06 Jun What’s A Lady Got To Do…

First published in the NZ Woman’s Weekly 30.5.22

 

Sometimes you’ve got to wonder what a lady has to do to get some respect around here. I’m not talking about me – I make some of my living by telling jokes in pubs so I’m not expecting a room to fall into reverential silence when I turn up. That would be weird.

Mostly when I walk into a room I get, “You’re a lot shorter than you look on TV” which you could also say to the Queen but I bet they don’t. I’m also often asked if I’m going to sing because vast numbers of people can’t tell the difference between me and the divine Jackie Clarke which I find flattering because a) I can’t sing and she really can and b) she is much taller.

But I’ve been thinking about some of the other women I respect and admire – educated, experienced, successful – who nevertheless have been publicly dismissed and diminished as lightweights despite quite a lot of evidence to the contrary.

It’s usually by a man who would have little-to-no idea what it took to get her to an elevated position where he might notice her and therefore take his pot-shot. I’m not sure this happens to men – I can’t think of examples of local businessmen being dismissed as “a little bit of Eurasian fluff” or accused of using their “sensuality” to sell company shares the way Nadia Lim was recently.

It must feel so weird to be diminished this way when the real you – the one that lives in the actual world – has post-graduate qualifications in your field of expertise, has built a business and a successful career, won awards, written books, become a household name and hosted a primetime television series throughout Asia to an audience of 130 million people.

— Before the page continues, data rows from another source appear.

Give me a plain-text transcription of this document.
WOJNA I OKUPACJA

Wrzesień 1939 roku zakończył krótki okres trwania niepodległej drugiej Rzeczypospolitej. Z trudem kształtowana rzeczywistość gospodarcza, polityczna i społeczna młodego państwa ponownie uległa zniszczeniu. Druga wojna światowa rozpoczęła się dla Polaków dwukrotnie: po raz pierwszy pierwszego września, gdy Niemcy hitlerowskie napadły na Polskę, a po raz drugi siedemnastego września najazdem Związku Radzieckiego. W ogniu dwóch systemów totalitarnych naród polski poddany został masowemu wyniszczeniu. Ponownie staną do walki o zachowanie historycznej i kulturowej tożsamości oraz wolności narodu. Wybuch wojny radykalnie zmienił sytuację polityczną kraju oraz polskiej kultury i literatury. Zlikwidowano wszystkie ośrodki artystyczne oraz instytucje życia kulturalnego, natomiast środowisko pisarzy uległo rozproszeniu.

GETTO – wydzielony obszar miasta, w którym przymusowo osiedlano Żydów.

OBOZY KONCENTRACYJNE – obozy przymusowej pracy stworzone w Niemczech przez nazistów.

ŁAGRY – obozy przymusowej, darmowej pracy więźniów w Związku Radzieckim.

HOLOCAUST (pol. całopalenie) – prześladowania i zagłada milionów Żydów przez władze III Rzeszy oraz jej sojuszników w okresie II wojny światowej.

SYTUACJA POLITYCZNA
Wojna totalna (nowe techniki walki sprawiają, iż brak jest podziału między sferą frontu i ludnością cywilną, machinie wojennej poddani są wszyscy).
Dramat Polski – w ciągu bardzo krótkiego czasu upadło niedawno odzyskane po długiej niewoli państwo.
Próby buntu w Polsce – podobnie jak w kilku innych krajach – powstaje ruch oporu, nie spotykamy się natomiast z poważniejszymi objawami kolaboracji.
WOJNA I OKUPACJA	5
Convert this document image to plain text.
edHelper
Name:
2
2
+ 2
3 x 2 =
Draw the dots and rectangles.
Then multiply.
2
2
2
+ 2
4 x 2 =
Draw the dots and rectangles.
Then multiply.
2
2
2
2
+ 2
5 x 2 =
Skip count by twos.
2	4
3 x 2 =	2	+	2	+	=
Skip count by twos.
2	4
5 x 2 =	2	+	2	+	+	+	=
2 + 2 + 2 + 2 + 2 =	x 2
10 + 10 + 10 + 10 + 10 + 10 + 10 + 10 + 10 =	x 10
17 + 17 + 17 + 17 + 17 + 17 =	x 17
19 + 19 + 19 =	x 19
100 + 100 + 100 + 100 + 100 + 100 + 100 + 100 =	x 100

You fondly hope an attempt to belittle someone so obviously successful just makes them snort-laugh, but we know the damage this can do to every potential Nadia Lim who hears, yet again, that there are those who think she is not enough. If you’re a kid who sees a successful woman being disrespected, it doesn’t exactly encourage you to follow in her footsteps.

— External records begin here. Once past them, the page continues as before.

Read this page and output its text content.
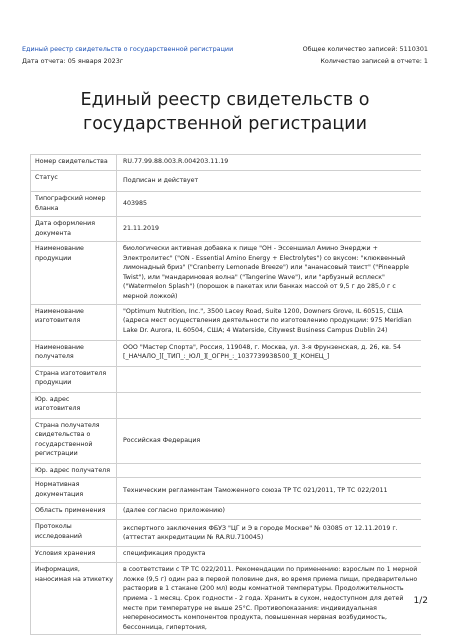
Единый реестр свидетельств о государственной регистрации	Общее количество записей: 5110301
Дата отчета: 05 января 2023г	Количество записей в отчете: 1
Единый реестр свидетельств о государственной регистрации
Номер свидетельства	RU.77.99.88.003.R.004203.11.19
Статус	Подписан и действует
Типографский номер бланка	403985
Дата оформления документа	21.11.2019
Наименование продукции	биологически активная добавка к пище "ОН - Эссеншиал Амино Энерджи + Электролитес" ("ON - Essential Amino Energy + Electrolytes") со вкусом: "клюквенный лимонадный бриз" ("Cranberry Lemonade Breeze") или "ананасовый твист" ("Pineapple Twist"), или "мандариновая волна" ("Tangerine Wave"), или "арбузный всплеск" ("Watermelon Splash") (порошок в пакетах или банках массой от 9,5 г до 285,0 г с мерной ложкой)
Наименование изготовителя	"Optimum Nutrition, Inc.", 3500 Lacey Road, Suite 1200, Downers Grove, IL 60515, США (адреса мест осуществления деятельности по изготовлению продукции: 975 Meridian Lake Dr. Aurora, IL 60504, США; 4 Waterside, Citywest Business Campus Dublin 24)
Наименование получателя	ООО "Мастер Спорта", Россия, 119048, г. Москва, ул. 3-я Фрунзенская, д. 26, кв. 54 [_НАЧАЛО_][_ТИП_:_ЮЛ_][_ОГРН_:_1037739938500_][_КОНЕЦ_]
Страна изготовителя продукции	
Юр. адрес изготовителя	
Страна получателя свидетельства о государственной регистрации	Российская Федерация
Юр. адрес получателя	
Нормативная документация	Техническим регламентам Таможенного союза ТР ТС 021/2011, ТР ТС 022/2011
Область применения	(далее согласно приложению)
Протоколы исследований	экспертного заключения ФБУЗ "ЦГ и Э в городе Москве" № 03085 от 12.11.2019 г. (аттестат аккредитации № RA.RU.710045)
Условия хранения	спецификация продукта
Информация, наносимая на этикетку	в соответствии с ТР ТС 022/2011. Рекомендации по применению: взрослым по 1 мерной ложке (9,5 г) один раз в первой половине дня, во время приема пищи, предварительно растворив в 1 стакане (200 мл) воды комнатной температуры. Продолжительность приема - 1 месяц. Срок годности - 2 года. Хранить в сухом, недоступном для детей месте при температуре не выше 25°C. Противопоказания: индивидуальная непереносимость компонентов продукта, повышенная нервная возбудимость, бессонница, гипертония,
1/2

I was struck by a radio interview last year with Dr Ayesha Verrall who I think we can respect regardless of any party politics. Dr Verrall has been in Parliament for the last 18 months, having arrived there from the kind of career that women of my mother’s generation dreamt of, and fought for. Medical school followed by years of specialist training and study in infectious diseases all over the world, and hands-on experience in public health and in leadership.

The high profile host replayed parts of this interview interspersed, as is his shtick, with clown car sound effects in the pauses she’d taken as she composed her answers.

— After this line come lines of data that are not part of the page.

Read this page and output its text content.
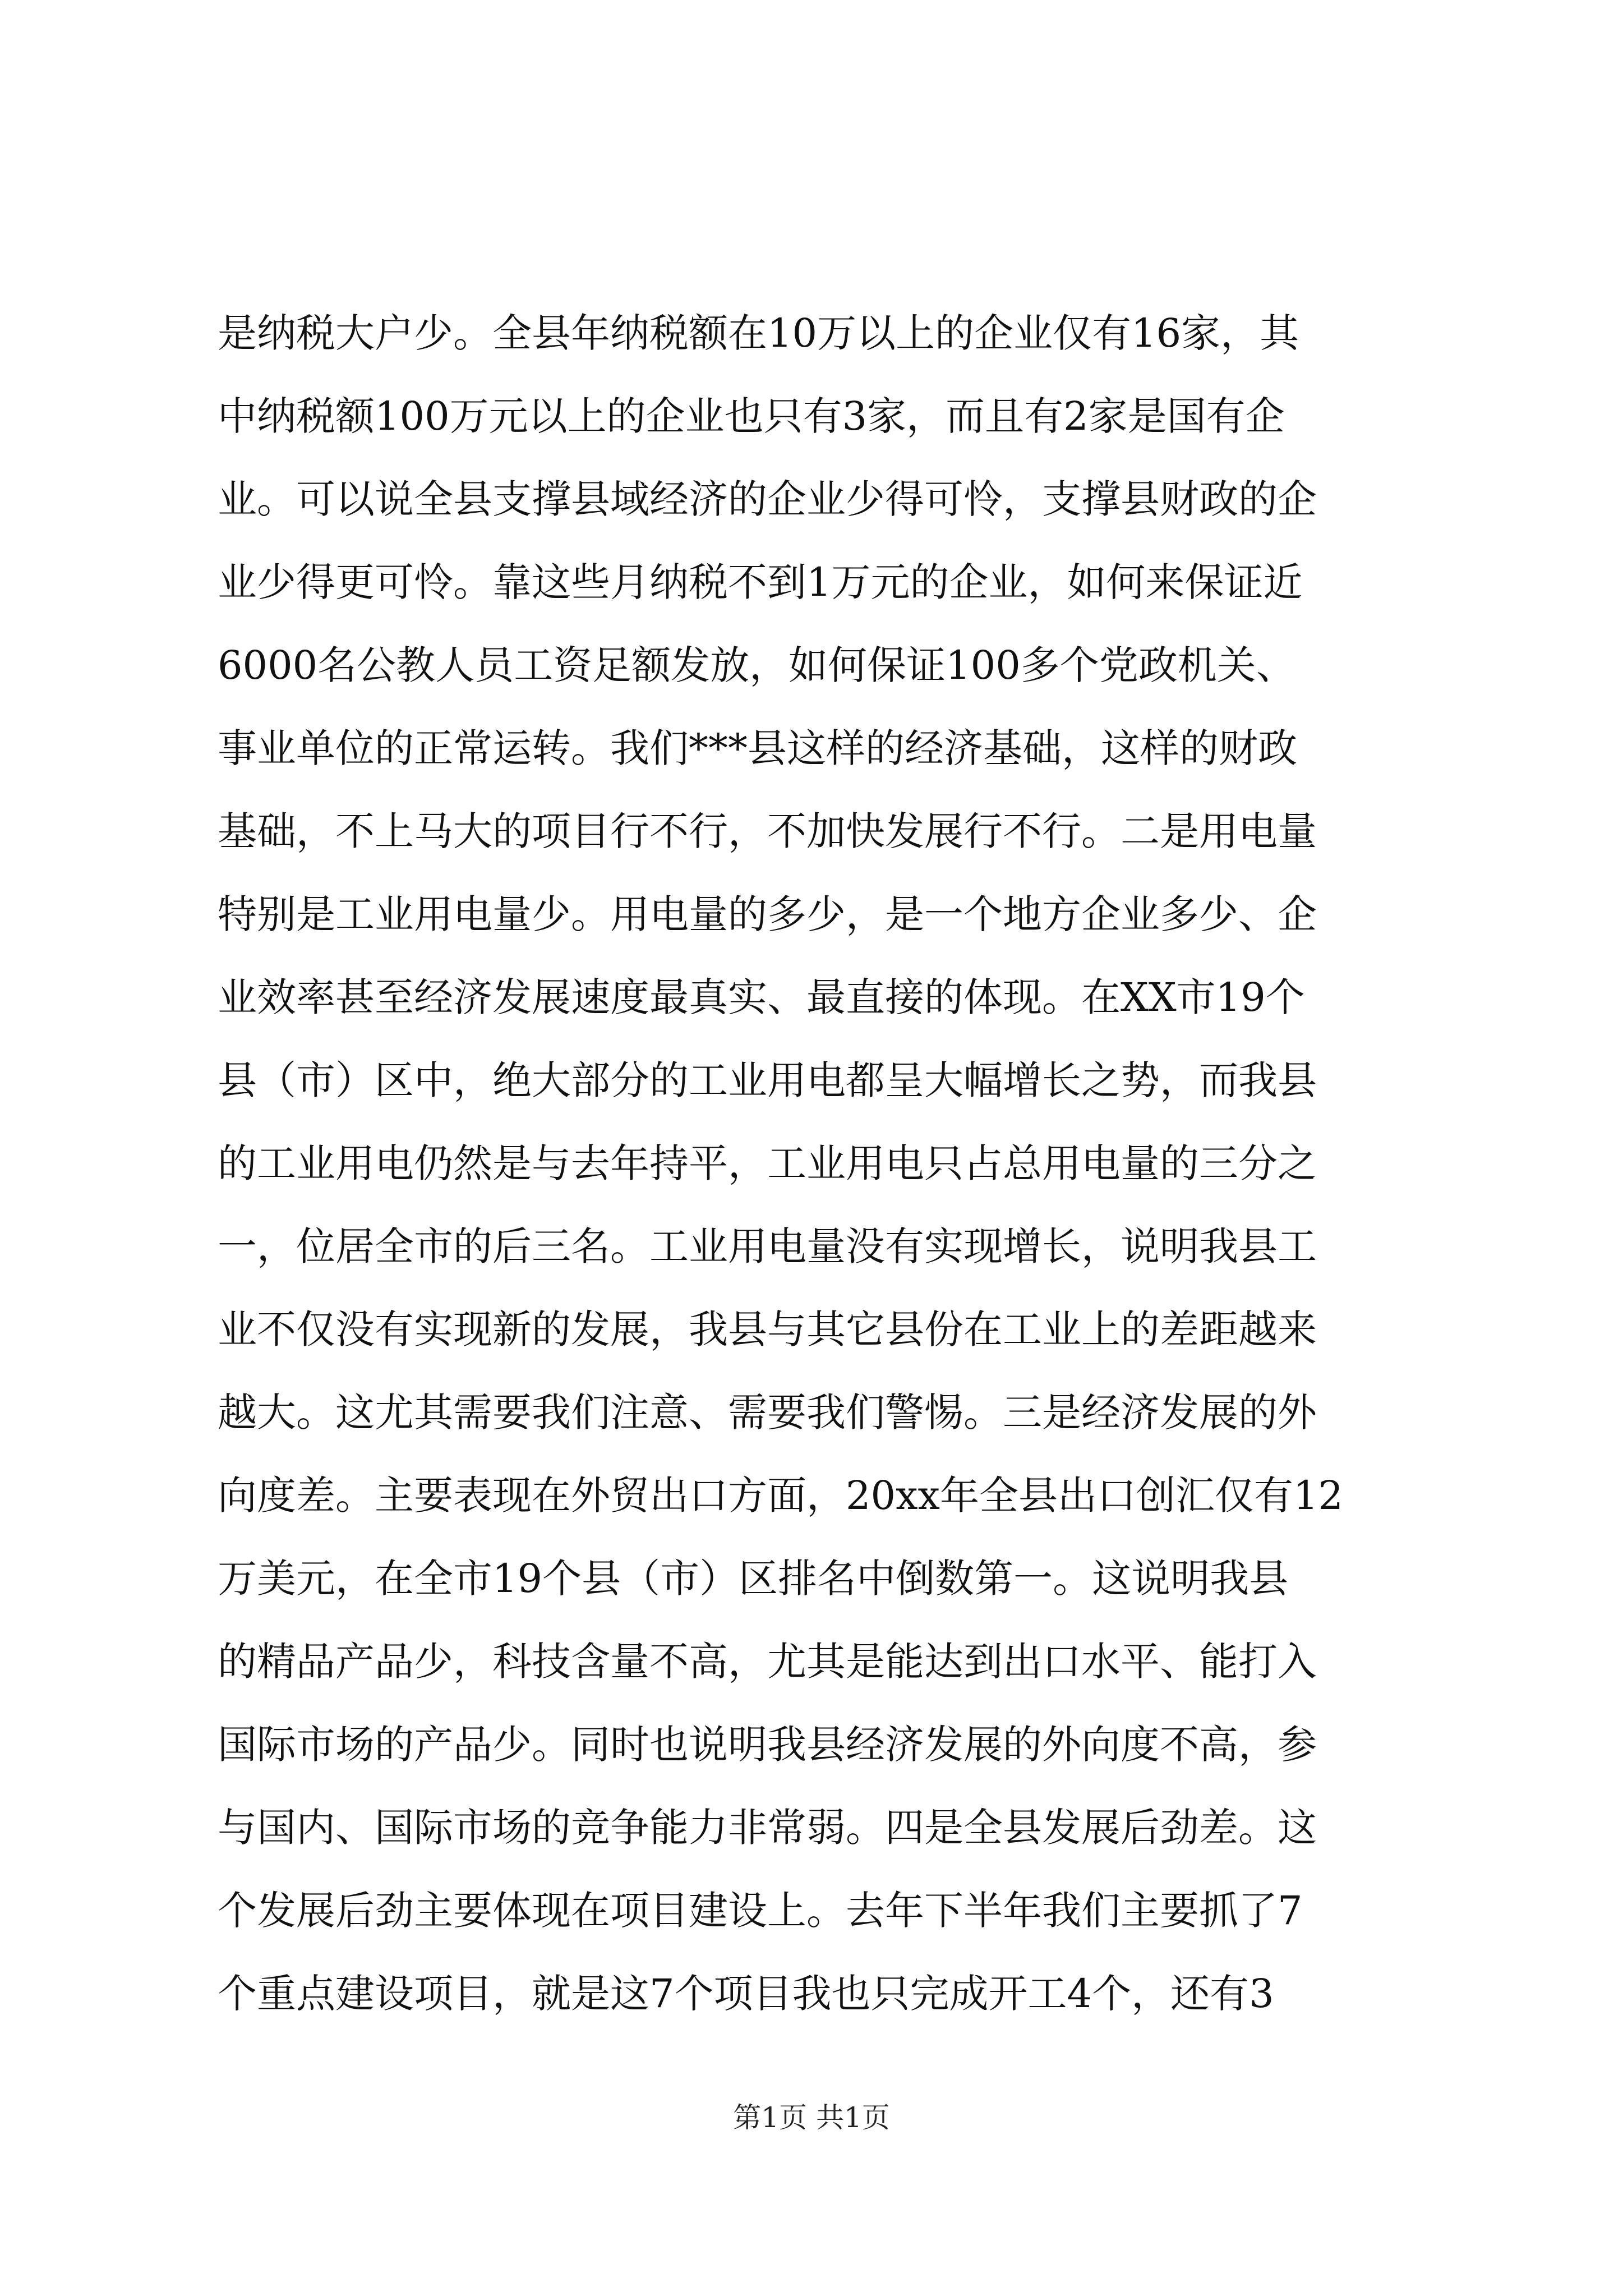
是纳税大户少。全县年纳税额在10万以上的企业仅有16家，其
中纳税额100万元以上的企业也只有3家，而且有2家是国有企
业。可以说全县支撑县域经济的企业少得可怜，支撑县财政的企
业少得更可怜。靠这些月纳税不到1万元的企业，如何来保证近
6000名公教人员工资足额发放，如何保证100多个党政机关、
事业单位的正常运转。我们***县这样的经济基础，这样的财政
基础，不上马大的项目行不行，不加快发展行不行。二是用电量
特别是工业用电量少。用电量的多少，是一个地方企业多少、企
业效率甚至经济发展速度最真实、最直接的体现。在XX市19个
县（市）区中，绝大部分的工业用电都呈大幅增长之势，而我县
的工业用电仍然是与去年持平，工业用电只占总用电量的三分之
一，位居全市的后三名。工业用电量没有实现增长，说明我县工
业不仅没有实现新的发展，我县与其它县份在工业上的差距越来
越大。这尤其需要我们注意、需要我们警惕。三是经济发展的外
向度差。主要表现在外贸出口方面，20xx年全县出口创汇仅有12
万美元，在全市19个县（市）区排名中倒数第一。这说明我县
的精品产品少，科技含量不高，尤其是能达到出口水平、能打入
国际市场的产品少。同时也说明我县经济发展的外向度不高，参
与国内、国际市场的竞争能力非常弱。四是全县发展后劲差。这
个发展后劲主要体现在项目建设上。去年下半年我们主要抓了7
个重点建设项目，就是这7个项目我也只完成开工4个，还有3
第1页 共1页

It struck me how bizarre that might feel to someone at this stage of her career. You might be thinking, “Seriously? All those years led to today?”

My mother and her cohort were offered only teaching, nursing or secretarial school in the 1950s, and were dismissed for wanting more. So they wanted it for us – they encouraged their daughters to dream big, be ambitious, to create a woman-shaped space in rooms that didn’t have women-shaped spaces before we got there.

They wanted us to be taken seriously for the work we had done. I don’t think they were expecting clown car toots or being dismissed as fluff, and we owe it to them to not accept it.